O uso de pseudônimos em exames de saúde de pessoas públicas é comum e não representa irregularidade em potencial, afirma a Sociedade Brasileira de Patologia Clínica e Medicina Laboratorial. A reportagem questionou a entidade, que reúne profissionais da área de laboratórios clínicos e dezenas de empresas do setor, após a divulgação na quarta-feira (13) dos exames para Covid-19 feitos pelo presidente Jair Bolsonaro, nos quais ele usou identificação fictícia.
Nas análises laboratoriais a que se submeteu para detectar se havia contraído o novo coronavírus, em março, Bolsonaro usou três nomes alternativos: “Airton Guedes”, “Rafael Augusto Alves da Costa Ferraz” e “Paciente 05”. O número de identidade, CPF e data de nascimento eram os verdadeiros em dois desses documentos –em um deles, não havia os dados.
A AGU (Advocacia-Geral da União) tornou públicos os exames após o jornal O Estado de S. Paulo ir à Justiça para que o material fosse divulgado. Depois de decisões de instâncias inferiores a respeito, o caso chegou ao STF (Supremo Tribunal Federal). Os exames, que Bolsonaro se recusava a exibir, tiveram resultado negativo.
Segundo a Sociedade Brasileira de Patologia Clínica, cada laboratório ou hospital tem suas regras para identificação de pacientes nos exames, mas o uso de pseudônimos é comum entre pessoas públicas, como políticos e artistas, para preservar a intimidade.
Há três anos, foto com nome e dados do prontuário médico da ex-primeira-dama Marisa Letícia Lula da Silva, que havia sofrido um AVC e estava internada em São Paulo, vazou e foi compartilhada em grupos de WhatsApp. Ela acabou morrendo dias depois.
A advogada especializada em direito médico Mérces da Silva Nunes, que é doutora pela PUC-SP, aponta um outro fator a favor da ocultação do nome verdadeiro em exames como os feitos por Bolsonaro. “Pessoas famosas já usam isso porque há uma possibilidade de haver um comprometimento do resultado em função de quem está fazendo o exame. Para evitar isso e ter certeza do resultado verdadeiro, muitos usam dados de terceiros”, diz.
No caso de Bolsonaro, afirma ela, “a chance era verdadeira”. “Alguém com o exame de um famoso em mão faz aquilo viralizar imediatamente.”
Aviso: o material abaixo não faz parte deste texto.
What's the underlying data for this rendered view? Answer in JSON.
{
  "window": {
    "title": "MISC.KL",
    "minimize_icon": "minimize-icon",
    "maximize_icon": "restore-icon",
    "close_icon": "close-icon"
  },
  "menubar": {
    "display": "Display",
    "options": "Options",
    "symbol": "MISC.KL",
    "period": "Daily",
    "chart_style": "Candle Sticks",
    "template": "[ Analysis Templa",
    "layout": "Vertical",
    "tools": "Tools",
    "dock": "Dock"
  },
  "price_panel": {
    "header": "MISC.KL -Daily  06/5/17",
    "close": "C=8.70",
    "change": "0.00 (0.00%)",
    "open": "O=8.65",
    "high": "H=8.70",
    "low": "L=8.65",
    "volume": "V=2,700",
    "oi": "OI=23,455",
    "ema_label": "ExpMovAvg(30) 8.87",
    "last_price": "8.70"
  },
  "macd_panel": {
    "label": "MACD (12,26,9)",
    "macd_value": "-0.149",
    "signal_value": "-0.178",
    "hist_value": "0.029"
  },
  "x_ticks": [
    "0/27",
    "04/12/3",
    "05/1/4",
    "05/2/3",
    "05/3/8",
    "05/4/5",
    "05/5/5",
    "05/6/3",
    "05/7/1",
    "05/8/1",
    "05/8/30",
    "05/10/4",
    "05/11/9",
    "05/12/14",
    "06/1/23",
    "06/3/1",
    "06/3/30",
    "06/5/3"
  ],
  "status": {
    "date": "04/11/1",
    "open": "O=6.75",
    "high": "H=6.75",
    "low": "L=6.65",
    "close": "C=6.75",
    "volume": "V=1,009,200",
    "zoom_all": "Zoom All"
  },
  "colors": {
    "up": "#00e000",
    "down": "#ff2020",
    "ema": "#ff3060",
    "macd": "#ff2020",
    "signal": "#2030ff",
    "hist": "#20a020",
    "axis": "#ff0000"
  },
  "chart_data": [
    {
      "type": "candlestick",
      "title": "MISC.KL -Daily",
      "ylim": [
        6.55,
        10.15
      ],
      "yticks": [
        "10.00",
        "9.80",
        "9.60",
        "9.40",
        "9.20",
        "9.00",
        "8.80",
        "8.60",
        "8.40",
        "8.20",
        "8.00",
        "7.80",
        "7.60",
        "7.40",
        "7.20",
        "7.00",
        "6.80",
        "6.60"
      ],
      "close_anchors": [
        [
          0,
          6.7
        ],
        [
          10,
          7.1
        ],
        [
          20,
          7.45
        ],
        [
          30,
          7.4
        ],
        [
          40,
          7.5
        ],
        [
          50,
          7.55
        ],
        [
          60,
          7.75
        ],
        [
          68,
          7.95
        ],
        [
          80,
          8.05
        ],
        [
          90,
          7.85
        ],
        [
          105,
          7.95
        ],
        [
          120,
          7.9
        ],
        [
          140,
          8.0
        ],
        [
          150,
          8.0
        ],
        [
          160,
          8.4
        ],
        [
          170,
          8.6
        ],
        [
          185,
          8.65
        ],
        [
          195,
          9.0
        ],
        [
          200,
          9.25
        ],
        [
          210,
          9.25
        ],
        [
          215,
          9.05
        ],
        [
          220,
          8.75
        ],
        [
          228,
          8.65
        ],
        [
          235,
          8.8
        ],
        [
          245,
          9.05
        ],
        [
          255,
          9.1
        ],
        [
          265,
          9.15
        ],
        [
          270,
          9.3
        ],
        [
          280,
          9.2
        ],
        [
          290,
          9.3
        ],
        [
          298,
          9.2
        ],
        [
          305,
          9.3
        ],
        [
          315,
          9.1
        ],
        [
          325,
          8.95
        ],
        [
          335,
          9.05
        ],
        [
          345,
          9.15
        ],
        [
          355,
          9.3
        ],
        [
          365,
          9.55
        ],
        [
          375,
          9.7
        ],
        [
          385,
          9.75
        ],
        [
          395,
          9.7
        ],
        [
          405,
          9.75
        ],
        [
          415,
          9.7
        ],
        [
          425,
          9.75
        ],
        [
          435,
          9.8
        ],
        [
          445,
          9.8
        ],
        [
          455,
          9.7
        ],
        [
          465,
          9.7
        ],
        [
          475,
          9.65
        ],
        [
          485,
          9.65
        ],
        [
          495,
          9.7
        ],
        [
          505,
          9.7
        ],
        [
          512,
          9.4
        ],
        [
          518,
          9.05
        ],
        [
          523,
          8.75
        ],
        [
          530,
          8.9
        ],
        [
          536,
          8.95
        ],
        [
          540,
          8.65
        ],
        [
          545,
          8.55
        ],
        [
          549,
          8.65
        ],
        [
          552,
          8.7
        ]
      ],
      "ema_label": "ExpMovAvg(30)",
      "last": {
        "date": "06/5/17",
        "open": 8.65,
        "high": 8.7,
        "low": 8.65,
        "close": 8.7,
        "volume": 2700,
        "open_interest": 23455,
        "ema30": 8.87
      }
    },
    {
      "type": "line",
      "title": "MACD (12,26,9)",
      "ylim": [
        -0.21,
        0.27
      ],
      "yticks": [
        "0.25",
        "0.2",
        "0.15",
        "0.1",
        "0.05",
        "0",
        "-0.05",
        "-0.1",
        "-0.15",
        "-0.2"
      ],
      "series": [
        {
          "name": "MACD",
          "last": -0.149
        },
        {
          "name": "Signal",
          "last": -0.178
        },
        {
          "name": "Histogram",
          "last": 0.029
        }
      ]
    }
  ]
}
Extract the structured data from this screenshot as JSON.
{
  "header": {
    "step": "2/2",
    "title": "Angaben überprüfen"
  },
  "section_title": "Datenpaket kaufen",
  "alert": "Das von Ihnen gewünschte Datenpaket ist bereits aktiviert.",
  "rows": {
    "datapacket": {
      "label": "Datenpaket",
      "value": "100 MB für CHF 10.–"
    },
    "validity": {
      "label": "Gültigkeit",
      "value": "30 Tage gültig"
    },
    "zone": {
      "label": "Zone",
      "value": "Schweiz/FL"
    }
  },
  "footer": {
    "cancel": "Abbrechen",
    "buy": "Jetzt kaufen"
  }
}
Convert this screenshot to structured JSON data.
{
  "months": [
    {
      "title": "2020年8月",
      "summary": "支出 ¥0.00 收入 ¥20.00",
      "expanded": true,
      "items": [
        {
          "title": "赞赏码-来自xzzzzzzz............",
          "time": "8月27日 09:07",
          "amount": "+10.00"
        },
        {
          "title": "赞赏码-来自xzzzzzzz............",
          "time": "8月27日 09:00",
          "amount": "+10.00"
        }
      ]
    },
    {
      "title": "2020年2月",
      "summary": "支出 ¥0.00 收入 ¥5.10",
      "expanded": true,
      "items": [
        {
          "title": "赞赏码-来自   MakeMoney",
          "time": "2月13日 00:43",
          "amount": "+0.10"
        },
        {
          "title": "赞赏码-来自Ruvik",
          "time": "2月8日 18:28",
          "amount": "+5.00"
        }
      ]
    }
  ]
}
A especialista diz que não há nada no Código de Ética Médica que vede a atribuição de pseudônimos. Esse código regula a atividade no país, e infrações sujeitam o profissional à cassação do registro.
A Sociedade de Patologia Clínica, em conjunto com outras instituições, editou uma orientação no ano passado afirmando que laboratórios devem criar protocolos para que pessoas transexuais possam utilizar sem impedimentos seus nomes sociais (o de preferência do paciente) em seus cadastros para exames.
Para a advogada, o problema maior, no caso de Bolsonaro, foi o uso do nome de outra pessoa que aparentemente não tinha nenhuma relação com o procedimento nem autorizou essa iniciativa. Dependendo das circunstâncias, poderia ser entendido como falsidade ideológica.
Há um jovem de 16 anos em Brasília que se chama Rafael Augusto Alves da Costa Ferraz. A família disse ao Painel que não sabe como o nome igual ao do rapaz foi parar no documento presidencial.
“Para usar o nome de alguém, ainda que seja autoridade ou pessoa pública, precisa do consentimento da outra pessoa. O impedimento maior é de ordem moral, ético, no sentido de usar a identidade de outra pessoa sem a concordância. Essa pessoa poderia, inclusive, responsabilizá-lo, pedir uma reparação por uso indevido”, diz a advogada.
A AGU informou ao STF que o governo adotou “medidas de segurança em relação aos exames, com o intuito de preservação da imagem e privacidade do presidente”.
Segundo essa manifestação, a decisão de usar os pseudônimos foi tomada consensualmente entre o Hospital das Forças Armadas, em Brasília, que é parceiro dos laboratórios, e a Presidência.
O laboratório Sabin diz que recebeu do hospital as amostras já identificadas.